Un jupon s’oppose à l’Europe de Napoléon

Si l’on en croit le code Napoléon, la place des femmes, créatures charmantes mais inférieures, est au foyer !
En 1804 ce code rend les Genevoises encore plus dépendantes des hommes que le droit ancien.
Difficile dès lors de supporter Germaine de Staël (1766-1814), femme de lettres brillante et éloquente chez qui le tout Paris se presse. Elle forma ses goûts aux côtés de sa mère qui reçut dans son salon parisien les Encyclopédistes, Jean Jacques Rousseau parmi d’autres grands esprits…
Selon un de ses contemporains, « il n’y avait pas de séance à l’Assemblée nationale à laquelle elle n’assista point et qu’elle ne jugeât après, avec une autorité aussi absolue qu’en qualité de fille de Mr Necker », alors ministre des finances de Louis XVI.
Germaine de Staël provoque en joutes oratoires l’intelligentsia de son temps. Amie de Talleyrand, du Tsar Alexandre, de Sismondi et des frères Pictet, maîtresse de Benjamin Constant…
En 1814, dans les coulisses de la Conférence des coalisés à Paris, elle reçoit l’élite européenne dans son salon. A une époque où les femmes font tapisserie, elle revendique une fonction à sa hauteur. Et joue le rôle politique auquel elle a toujours aspiré.

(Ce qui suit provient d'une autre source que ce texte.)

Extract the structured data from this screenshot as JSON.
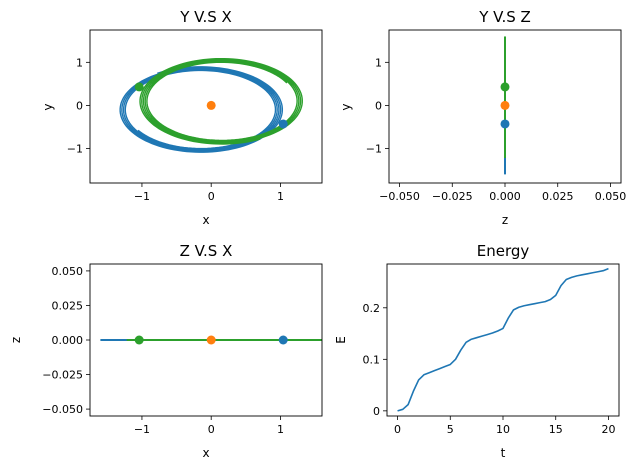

De passage à Coppet, Stendhal nota : «Elle réunit les états généraux de l’opinion européenne… Voltaire à Ferney n’a jamais rien eu de pareil. »
Dès lors on comprendra que Bonaparte devenu empereur la relégua le plus loin possible et renverra Benjamin Constant, son amant, du Tribunat pour le remplacer par un Genevois aussi célèbre, Marc-Auguste Pictet, frère de Charles Pictet de Rochemont. Napoléon, agacé, estimera qu’elle « commence à entrer dans une coterie contraire à la tranquillité publique » et la fera surveiller à Coppet comme un chef d’Etat.
Si peu sous son «empire», Germaine de Staël s’écria : « Ce n’est pas seulement la liberté, mais le libre arbitre qui me paraît banni de la terre.»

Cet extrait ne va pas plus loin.